Okay, maybe that wasn’t the best analogy . . .
Baiyoke Sky Tower, also known as Baiyoke Tower II, was completed in 1997 and was, at that time, the tallest building in the world. Its website lists the building’s height at 1,014 feet, but not unlike what you’ll see at Soi Twilight’s Big Cock shows, though size matters, Thais are prone to exaggeration. The Council on Tall Buildings and Urban Habitat as well as several other organizations that concern themselves with such matters lists the Baiyoke’s height at 997 feet. Still, the sucker is tall and easy to spot in Bangkok’s skyline. And it still holds the record as the tallest hotel in SE Asia as well as being the fourth tallest all-hotel structure in the world.

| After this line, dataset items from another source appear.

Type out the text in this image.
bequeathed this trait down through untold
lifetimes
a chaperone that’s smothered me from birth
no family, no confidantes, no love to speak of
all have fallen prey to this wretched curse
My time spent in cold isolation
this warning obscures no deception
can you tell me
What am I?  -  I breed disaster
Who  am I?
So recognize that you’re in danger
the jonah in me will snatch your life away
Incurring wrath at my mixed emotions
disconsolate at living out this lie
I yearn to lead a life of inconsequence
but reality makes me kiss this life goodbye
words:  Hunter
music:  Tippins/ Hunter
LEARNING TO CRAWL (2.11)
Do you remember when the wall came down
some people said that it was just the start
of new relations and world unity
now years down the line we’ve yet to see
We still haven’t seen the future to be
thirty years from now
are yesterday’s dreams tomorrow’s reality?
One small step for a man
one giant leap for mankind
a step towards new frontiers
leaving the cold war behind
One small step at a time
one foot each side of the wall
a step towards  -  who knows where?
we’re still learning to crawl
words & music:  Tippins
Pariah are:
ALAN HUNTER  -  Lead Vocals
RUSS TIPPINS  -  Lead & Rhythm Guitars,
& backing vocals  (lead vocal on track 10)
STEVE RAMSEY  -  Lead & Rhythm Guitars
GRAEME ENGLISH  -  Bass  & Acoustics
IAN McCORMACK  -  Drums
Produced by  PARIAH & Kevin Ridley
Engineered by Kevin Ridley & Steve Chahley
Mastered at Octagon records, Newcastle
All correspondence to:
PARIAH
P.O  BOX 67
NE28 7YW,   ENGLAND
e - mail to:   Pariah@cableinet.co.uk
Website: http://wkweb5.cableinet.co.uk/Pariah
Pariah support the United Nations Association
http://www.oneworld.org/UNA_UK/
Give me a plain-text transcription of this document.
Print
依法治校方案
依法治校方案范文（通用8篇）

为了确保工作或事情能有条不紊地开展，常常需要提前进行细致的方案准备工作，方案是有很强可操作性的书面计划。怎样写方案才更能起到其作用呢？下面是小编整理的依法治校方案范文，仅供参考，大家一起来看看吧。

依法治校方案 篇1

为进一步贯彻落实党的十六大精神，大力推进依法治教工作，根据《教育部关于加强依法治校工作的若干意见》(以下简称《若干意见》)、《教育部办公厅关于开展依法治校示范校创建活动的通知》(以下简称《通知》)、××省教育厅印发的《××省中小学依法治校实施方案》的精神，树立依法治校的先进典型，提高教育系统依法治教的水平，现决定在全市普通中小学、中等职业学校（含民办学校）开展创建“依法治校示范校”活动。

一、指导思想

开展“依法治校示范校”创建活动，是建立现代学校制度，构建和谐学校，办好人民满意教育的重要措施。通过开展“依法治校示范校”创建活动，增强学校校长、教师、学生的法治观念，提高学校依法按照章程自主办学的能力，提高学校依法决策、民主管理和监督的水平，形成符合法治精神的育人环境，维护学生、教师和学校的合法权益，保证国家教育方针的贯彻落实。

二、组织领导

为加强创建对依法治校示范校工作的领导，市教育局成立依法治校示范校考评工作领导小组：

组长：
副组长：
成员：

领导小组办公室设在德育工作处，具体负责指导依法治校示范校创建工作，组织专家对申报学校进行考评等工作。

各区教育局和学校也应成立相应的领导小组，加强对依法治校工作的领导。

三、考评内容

I read that there are 2060 steps if you wanted to walk from the ground floor to the top of the building and that doing so would take you more than an hour. I’d bet that little jaunt would take most people closer to three hours. And if those unfortunate workers’ express elevator was available I’d bet some would willing hop on by the time they hit the 69th floor.
Visiting the Baiyoke Sky Tower is not unlike shopping at Walmart: you need to embrace it’s tackiness and steel yourself for the experience. It’s a popular destination for the tour bus crowd. And I do mean crowd. There are usually long lines for the elevators and they pack so many people in that a sardine would feel at home. Plus, you get to have that experience twice. The first set of elevators only go to the 18th floor. You have to board a second set to get to the top of the building.
Savvy visitors claim the trick is to book a meal at one of the hotel’s upper floor restaurants, but those are the type of savvy travellers who’ll rave about the great steak served at Sizzler. You will get preferential treatment for the 77th and 84th floor viewing, but will also get bad, bland, and over-priced food. Go for the view from Bangkok’s tallest spot. If you want atmosphere, you’re better off taking in the sights at one of Bangkok’s rooftop restaurants and bars like Sirocco and the Sky Bar at Lebua State Tower (where the food will be even more expensive and just as bad).
The 77th and 84th floor are open from 10:30 am to 10 pm daily. The Roof Top Bar & Music Lounge, where the view is almost as good, is open to 1:00 am. The best viewing spots are packed at sunset. Just make it clear that you are planning on using the elevator when you say, “Going down!”